In the hospitality industry, where culture and consistency matters, trusting someone else to run your business on the floor requires faith.
While you might call it a sheer coincidence to find a guy named Frank to manage your cafe named Charlie and Frank’s, I call it fate.
I instantly knew who Frank was the minute I walked in the door. A small, potent gentlemen pulling out chairs for Mums with prams, finding tables for big corporate folks, running out orders, standing front of house, serving coffee and directing staff all within the space of ten minutes.
Charlie and Frank’s is actually based on a legacy. Owners Fran and George named it after Fran’s late father Frank and George’s late grandfather Charlie – two very hospitable and inspirational people. The culture of the cafe is based on the notion that anyone could walk into their house and feel completely welcomed. Pair this with a naughty/nice menu along with a delectable bakery selection, it’s one joint you certainly wouldn’t turn your nose up at.
But let’s be Frank here, Frank is certainly the guts of this cafe as it stands now and the real Frank would be proud.
The likeable barista
The plot of Frank’s story is like any other barista’s, he simply just fell into it. After high school, he was poached from a supermarket to work in a little Greek Restaurant because he was so likeable. From there he was self-taught like every other barista back in the 90’s. Making good milk was the only thing that mattered and coffee was just straight up.
However, Frank’s sharp-witted demeanour tells me he’s been through so much more than just rolling jugs and pulling shots. I soon find out he has run his own hospitality business before, but it didn’t work out and he hasn’t owned one since. At the ripe age of twenty-five after a round the world trip, he thought he had everything at his feet and decided to open a takeaway store in Castle Hill.
“I thought I knew what I was doing. Five days a week, 7-3. I had a business partner, we thought we knew we were ready. You think you know everything and ‘this is going to be easy’ ‘we’re hard working’. Unless you have owned your own business there’s a lot you don’t know. No-one can prepare you.”
No expectations, no disappointments
Frank did it backwards but has no regrets. After shutting shop he began making his way through Sydney restaurants for the next ten years, before rekindling his love for coffee when he was snapped up to work at Charlie and Frank’s five years ago. He’s progressed from a much-loved barista to now an adored store-manager.
In a world where we are inundated with high expectations and being ‘successful’ no matter what industry you’re in, I admire Frank for his honesty and vulnerability. Especially from such a strong Italian guy who knows how to rock a black shirt, loves rugby and would drink coffee with Al Pacino any day.
You need a sturdy backbone to open your own business, but an even bigger one to step down with dignity and get back on the floor with the same self-respect. Not to mention having a great attitude about it.
“Finding the motivation to get up in the morning and do it myself was hard. I guess I was okay with that but it was quite hard when you’re not making money and it get’s depressing. My biggest challenge was bouncing back from that.”

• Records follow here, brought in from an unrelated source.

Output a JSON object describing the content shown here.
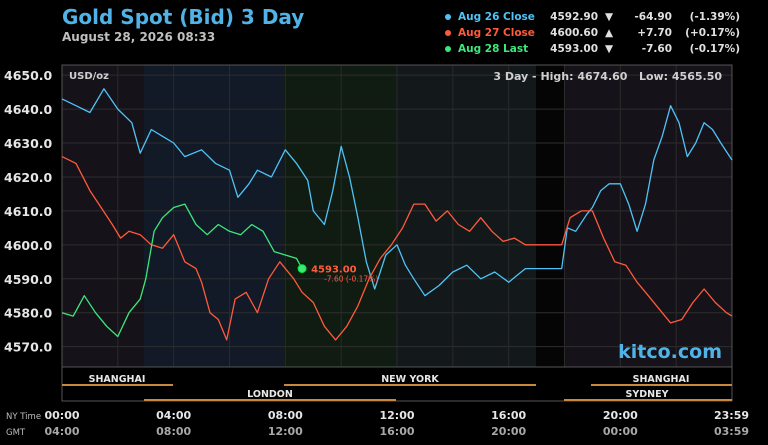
{
  "title": "Gold Spot (Bid) 3 Day",
  "subtitle": "August 28, 2026 08:33",
  "legend": [
    {
      "name": "Aug 26 Close",
      "value": "4592.90",
      "arrow": "▼",
      "change": "-64.90",
      "percent": "(-1.39%)",
      "color": "#4fc3f7"
    },
    {
      "name": "Aug 27 Close",
      "value": "4600.60",
      "arrow": "▲",
      "change": "+7.70",
      "percent": "(+0.17%)",
      "color": "#ff5a3c"
    },
    {
      "name": "Aug 28 Last",
      "value": "4593.00",
      "arrow": "▼",
      "change": "-7.60",
      "percent": "(-0.17%)",
      "color": "#3ce87a"
    }
  ],
  "unit_label": "USD/oz",
  "range_label": "3 Day - High: 4674.60   Low: 4565.50",
  "watermark": "kitco.com",
  "last_marker": {
    "price_label": "4593.00",
    "change_label": "-7.60 (-0.17%)"
  },
  "sessions": {
    "row1": [
      "SHANGHAI",
      "NEW YORK",
      "SHANGHAI"
    ],
    "row2": [
      "LONDON",
      "SYDNEY"
    ]
  },
  "time_axis": {
    "row1_label": "NY Time",
    "row2_label": "GMT",
    "ny": [
      "00:00",
      "04:00",
      "08:00",
      "12:00",
      "16:00",
      "20:00",
      "23:59"
    ],
    "gmt": [
      "04:00",
      "08:00",
      "12:00",
      "16:00",
      "20:00",
      "00:00",
      "03:59"
    ]
  },
  "colors": {
    "aug26": "#4fc3f7",
    "aug27": "#ff5a3c",
    "aug28": "#3ce87a",
    "title": "#4fb3e8",
    "session": "#c8893a"
  },
  "chart_data": {
    "type": "line",
    "x_unit": "hours since 00:00 NY time",
    "xlim": [
      0,
      24
    ],
    "ylim": [
      4564,
      4653
    ],
    "y_ticks": [
      "4650.0",
      "4640.0",
      "4630.0",
      "4620.0",
      "4610.0",
      "4600.0",
      "4590.0",
      "4580.0",
      "4570.0"
    ],
    "y_tick_values": [
      4650,
      4640,
      4630,
      4620,
      4610,
      4600,
      4590,
      4580,
      4570
    ],
    "series": [
      {
        "name": "Aug 26 Close",
        "color": "#4fc3f7",
        "points": [
          [
            0,
            4643
          ],
          [
            0.5,
            4641
          ],
          [
            1,
            4639
          ],
          [
            1.5,
            4646
          ],
          [
            2,
            4640
          ],
          [
            2.5,
            4636
          ],
          [
            2.8,
            4627
          ],
          [
            3.2,
            4634
          ],
          [
            3.6,
            4632
          ],
          [
            4,
            4630
          ],
          [
            4.4,
            4626
          ],
          [
            5,
            4628
          ],
          [
            5.5,
            4624
          ],
          [
            6,
            4622
          ],
          [
            6.3,
            4614
          ],
          [
            6.7,
            4618
          ],
          [
            7,
            4622
          ],
          [
            7.5,
            4620
          ],
          [
            8,
            4628
          ],
          [
            8.4,
            4624
          ],
          [
            8.8,
            4619
          ],
          [
            9,
            4610
          ],
          [
            9.4,
            4606
          ],
          [
            9.7,
            4616
          ],
          [
            10,
            4629
          ],
          [
            10.3,
            4620
          ],
          [
            10.6,
            4608
          ],
          [
            10.9,
            4595
          ],
          [
            11.2,
            4587
          ],
          [
            11.6,
            4597
          ],
          [
            12,
            4600
          ],
          [
            12.3,
            4594
          ],
          [
            12.6,
            4590
          ],
          [
            13,
            4585
          ],
          [
            13.5,
            4588
          ],
          [
            14,
            4592
          ],
          [
            14.5,
            4594
          ],
          [
            15,
            4590
          ],
          [
            15.5,
            4592
          ],
          [
            16,
            4589
          ],
          [
            16.3,
            4591
          ],
          [
            16.6,
            4593
          ],
          [
            17,
            4593
          ],
          [
            17.9,
            4593
          ],
          [
            18.1,
            4605
          ],
          [
            18.4,
            4604
          ],
          [
            18.8,
            4609
          ],
          [
            19,
            4611
          ],
          [
            19.3,
            4616
          ],
          [
            19.6,
            4618
          ],
          [
            20,
            4618
          ],
          [
            20.3,
            4612
          ],
          [
            20.6,
            4604
          ],
          [
            20.9,
            4612
          ],
          [
            21.2,
            4625
          ],
          [
            21.5,
            4632
          ],
          [
            21.8,
            4641
          ],
          [
            22.1,
            4636
          ],
          [
            22.4,
            4626
          ],
          [
            22.7,
            4630
          ],
          [
            23,
            4636
          ],
          [
            23.3,
            4634
          ],
          [
            23.6,
            4630
          ],
          [
            24,
            4625
          ]
        ]
      },
      {
        "name": "Aug 27 Close",
        "color": "#ff5a3c",
        "points": [
          [
            0,
            4626
          ],
          [
            0.5,
            4624
          ],
          [
            1,
            4616
          ],
          [
            1.4,
            4611
          ],
          [
            1.8,
            4606
          ],
          [
            2.1,
            4602
          ],
          [
            2.4,
            4604
          ],
          [
            2.8,
            4603
          ],
          [
            3.2,
            4600
          ],
          [
            3.6,
            4599
          ],
          [
            4,
            4603
          ],
          [
            4.4,
            4595
          ],
          [
            4.8,
            4593
          ],
          [
            5,
            4589
          ],
          [
            5.3,
            4580
          ],
          [
            5.6,
            4578
          ],
          [
            5.9,
            4572
          ],
          [
            6.2,
            4584
          ],
          [
            6.6,
            4586
          ],
          [
            7,
            4580
          ],
          [
            7.4,
            4590
          ],
          [
            7.8,
            4595
          ],
          [
            8.3,
            4590
          ],
          [
            8.6,
            4586
          ],
          [
            9,
            4583
          ],
          [
            9.4,
            4576
          ],
          [
            9.8,
            4572
          ],
          [
            10.2,
            4576
          ],
          [
            10.6,
            4582
          ],
          [
            11,
            4590
          ],
          [
            11.4,
            4596
          ],
          [
            11.8,
            4600
          ],
          [
            12.2,
            4605
          ],
          [
            12.6,
            4612
          ],
          [
            13,
            4612
          ],
          [
            13.4,
            4607
          ],
          [
            13.8,
            4610
          ],
          [
            14.2,
            4606
          ],
          [
            14.6,
            4604
          ],
          [
            15,
            4608
          ],
          [
            15.4,
            4604
          ],
          [
            15.8,
            4601
          ],
          [
            16.2,
            4602
          ],
          [
            16.6,
            4600
          ],
          [
            17,
            4600
          ],
          [
            17.9,
            4600
          ],
          [
            18.2,
            4608
          ],
          [
            18.6,
            4610
          ],
          [
            19,
            4610
          ],
          [
            19.4,
            4602
          ],
          [
            19.8,
            4595
          ],
          [
            20.2,
            4594
          ],
          [
            20.6,
            4589
          ],
          [
            21,
            4585
          ],
          [
            21.4,
            4581
          ],
          [
            21.8,
            4577
          ],
          [
            22.2,
            4578
          ],
          [
            22.6,
            4583
          ],
          [
            23,
            4587
          ],
          [
            23.4,
            4583
          ],
          [
            23.8,
            4580
          ],
          [
            24,
            4579
          ]
        ]
      },
      {
        "name": "Aug 28 Last",
        "color": "#3ce87a",
        "points": [
          [
            0,
            4580
          ],
          [
            0.4,
            4579
          ],
          [
            0.8,
            4585
          ],
          [
            1.2,
            4580
          ],
          [
            1.6,
            4576
          ],
          [
            2,
            4573
          ],
          [
            2.4,
            4580
          ],
          [
            2.8,
            4584
          ],
          [
            3,
            4590
          ],
          [
            3.3,
            4604
          ],
          [
            3.6,
            4608
          ],
          [
            4,
            4611
          ],
          [
            4.4,
            4612
          ],
          [
            4.8,
            4606
          ],
          [
            5.2,
            4603
          ],
          [
            5.6,
            4606
          ],
          [
            6,
            4604
          ],
          [
            6.4,
            4603
          ],
          [
            6.8,
            4606
          ],
          [
            7.2,
            4604
          ],
          [
            7.6,
            4598
          ],
          [
            8,
            4597
          ],
          [
            8.4,
            4596
          ],
          [
            8.6,
            4593
          ]
        ]
      }
    ]
  }
}
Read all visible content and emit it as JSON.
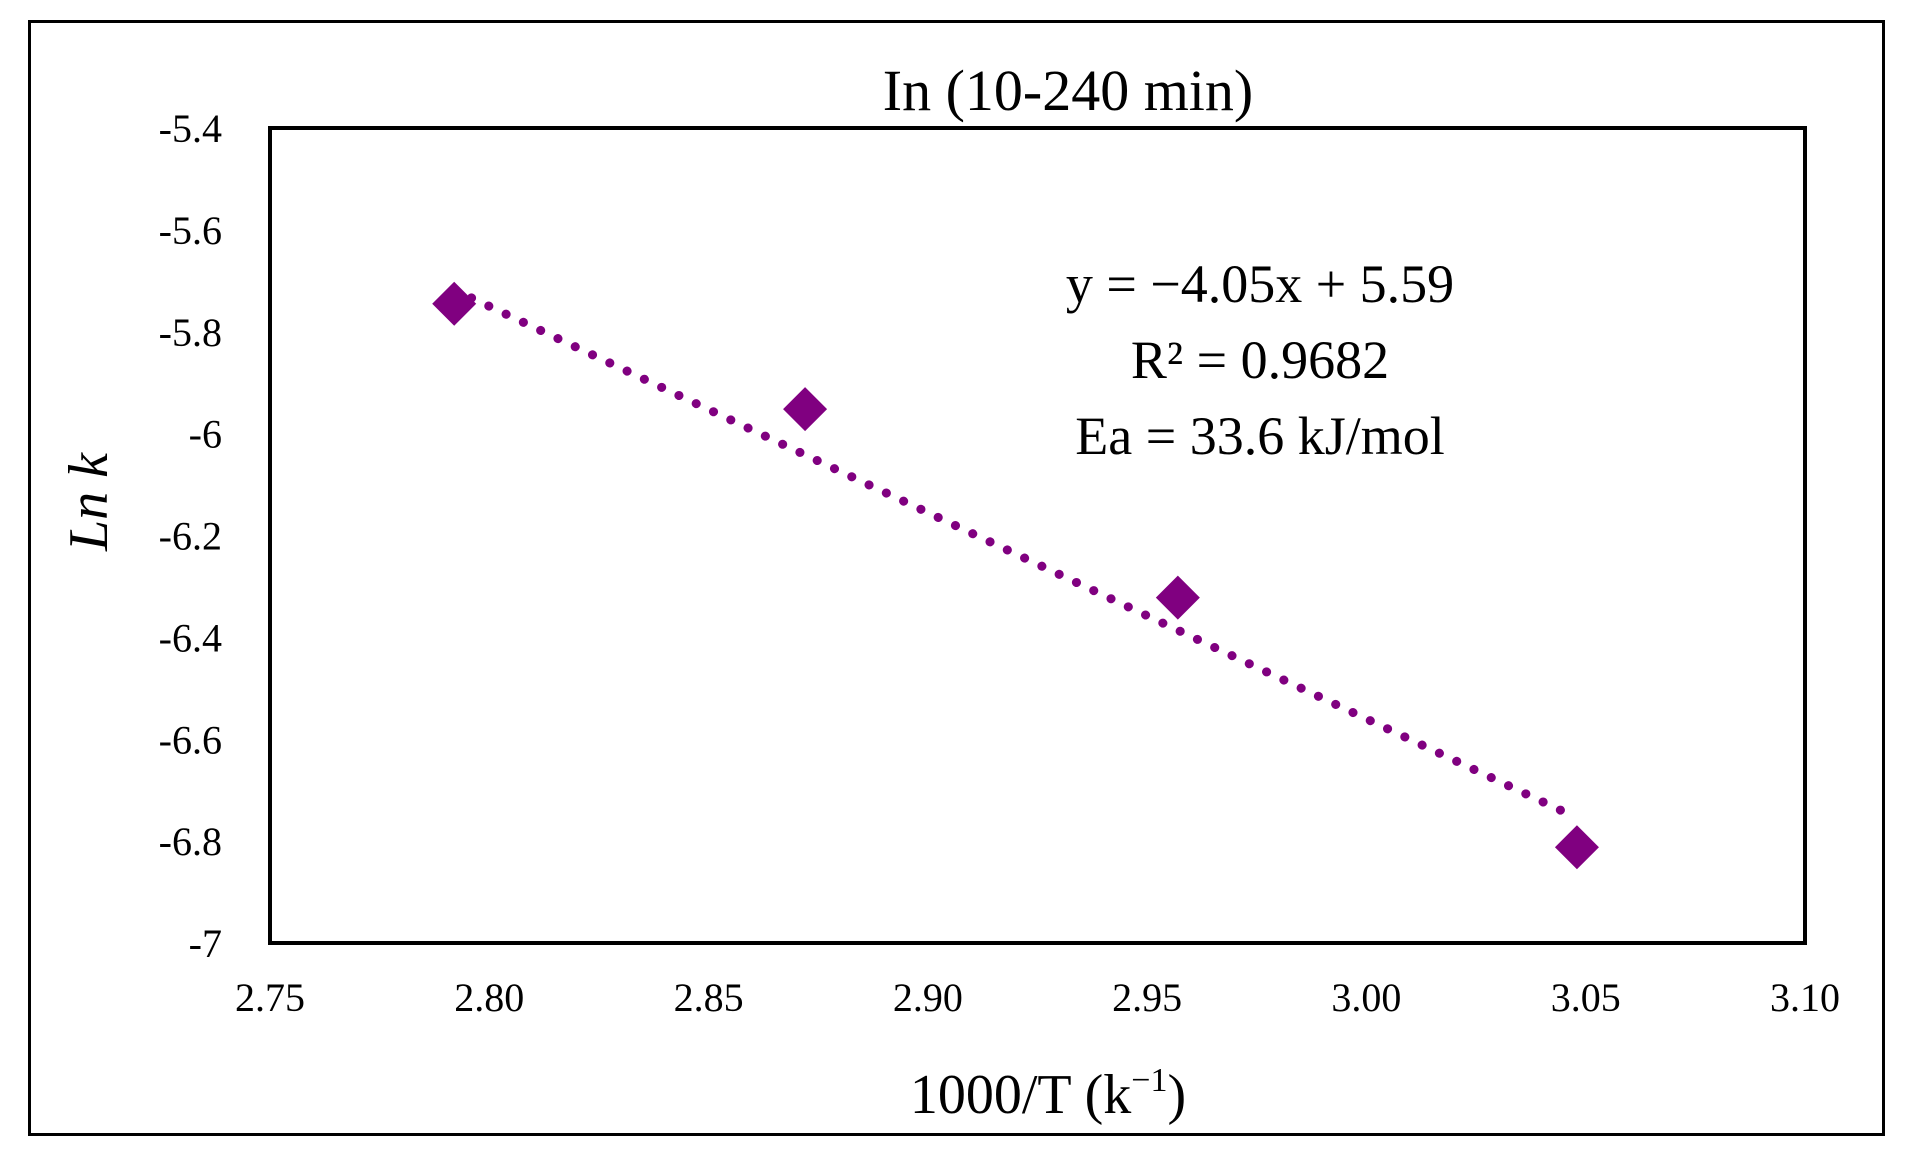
{
  "chart_data": {
    "type": "scatter",
    "title": "In (10-240 min)",
    "xlabel": "1000/T (k",
    "xlabel_sup": "−1",
    "xlabel_end": ")",
    "ylabel_italic": "Ln k",
    "xlim": [
      2.75,
      3.1
    ],
    "ylim": [
      -7,
      -5.4
    ],
    "x_ticks": [
      2.75,
      2.8,
      2.85,
      2.9,
      2.95,
      3.0,
      3.05,
      3.1
    ],
    "x_tick_labels": [
      "2.75",
      "2.80",
      "2.85",
      "2.90",
      "2.95",
      "3.00",
      "3.05",
      "3.10"
    ],
    "y_ticks": [
      -5.4,
      -5.6,
      -5.8,
      -6,
      -6.2,
      -6.4,
      -6.6,
      -6.8,
      -7
    ],
    "y_tick_labels": [
      "-5.4",
      "-5.6",
      "-5.8",
      "-6",
      "-6.2",
      "-6.4",
      "-6.6",
      "-6.8",
      "-7"
    ],
    "grid": false,
    "series": [
      {
        "marker": "diamond",
        "color": "#800080",
        "points": [
          {
            "x": 2.792,
            "y": -5.745
          },
          {
            "x": 2.872,
            "y": -5.952
          },
          {
            "x": 2.957,
            "y": -6.322
          },
          {
            "x": 3.048,
            "y": -6.812
          }
        ]
      }
    ],
    "trendline": {
      "style": "dotted",
      "color": "#800080",
      "slope": -4.05,
      "intercept": 5.59,
      "x_range": [
        2.792,
        3.048
      ]
    },
    "annotations": [
      "y = −4.05x + 5.59",
      "R² = 0.9682",
      "Ea = 33.6 kJ/mol"
    ]
  }
}
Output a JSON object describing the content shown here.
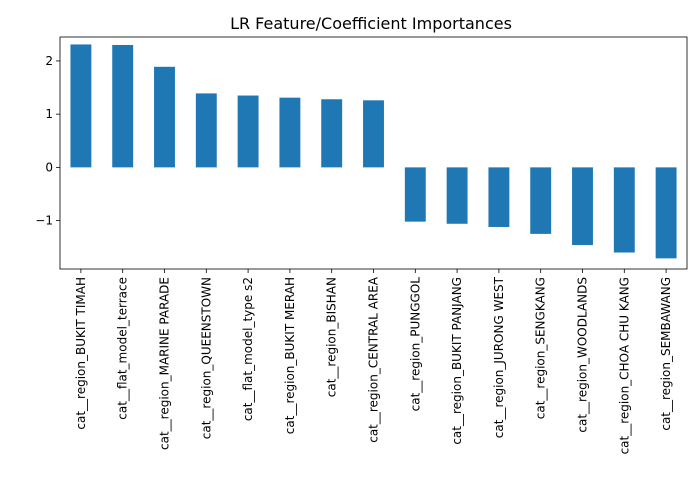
{
  "chart_data": {
    "type": "bar",
    "title": "LR Feature/Coefficient Importances",
    "xlabel": "",
    "ylabel": "",
    "categories": [
      "cat__region_BUKIT TIMAH",
      "cat__flat_model_terrace",
      "cat__region_MARINE PARADE",
      "cat__region_QUEENSTOWN",
      "cat__flat_model_type s2",
      "cat__region_BUKIT MERAH",
      "cat__region_BISHAN",
      "cat__region_CENTRAL AREA",
      "cat__region_PUNGGOL",
      "cat__region_BUKIT PANJANG",
      "cat__region_JURONG WEST",
      "cat__region_SENGKANG",
      "cat__region_WOODLANDS",
      "cat__region_CHOA CHU KANG",
      "cat__region_SEMBAWANG"
    ],
    "values": [
      2.31,
      2.3,
      1.89,
      1.39,
      1.35,
      1.31,
      1.28,
      1.26,
      -1.02,
      -1.06,
      -1.12,
      -1.25,
      -1.46,
      -1.6,
      -1.71
    ],
    "ylim": [
      -1.91,
      2.45
    ],
    "yticks": [
      -1,
      0,
      1,
      2
    ],
    "ytick_labels": [
      "−1",
      "0",
      "1",
      "2"
    ],
    "bar_color": "#1f77b4",
    "grid": false,
    "legend": "none"
  }
}
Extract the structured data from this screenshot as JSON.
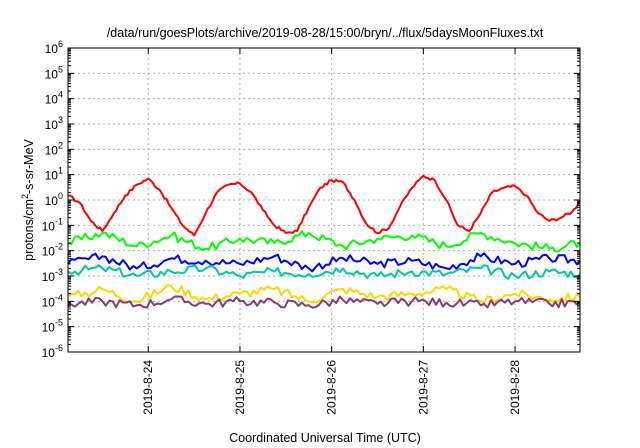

Grow through what you go through
“I’m happy to learn as much as I can from Fran and George, they worked for people for a very long time before they did their own thing. They’re very professional and I can see that I can learn a lot from them and although it’s only been five years I’ve only touched the tip of the iceberg. I’m happy to just continue working for them for now until I feel ready.”
Specialty coffee requires special people
Hence why Frank’s broad shoulders were made for brushing off any derogatory comments about being anything less than a business owner in this industry. He believes any role requires a certain finesse to please the high expectations of people.
I think people perceive baristas as ‘unless you own your own cafe, you’re less of a person or whatever. But really, if there are people telling me they want their coffee like this and want that that’s cool, but you need people like us that actually care and love making coffee.
But if you do have decent feedback about your actual coffee, he will take it in his smooth Italian stride to fix it and continually send out a good product. In his years of experience, good product paired with service will make your business thrive.
Besides his strong yet personable attitude, he puts his likeability down to remembering names, faces and orders. Because who wouldn’t go back to the same place where you’re treated like a famous person for five seconds.
“Who doesn’t like that, a place where ‘oh you’re having your cap today’, walking in there and it’s made for you? I think that’s a huge thing. We’re creatures of habit”.
It’s all good in the hood
I ask Frank if he would consider opening up another business again with the leaps and bounds he’s made since. But again, he stands before me with the wisdom that there’s still plenty of time.
“I guess I’m still a little bit scarred from that. Maybe that’s why I haven’t yet gone and done my own thing. I mean everyone says I should do it but there’s a whole other side to it. I don’t want to rush into it, I’ve learnt my lesson. No regrets.”
Regardless of where he’s at, it’s all good. As, the old saying goes ‘if you love what you do, it doesn’t matter’. It’s always going to come out good.
You can check Frank out for yourself at Charlie and Franks – 110 Walker St, North Sydney.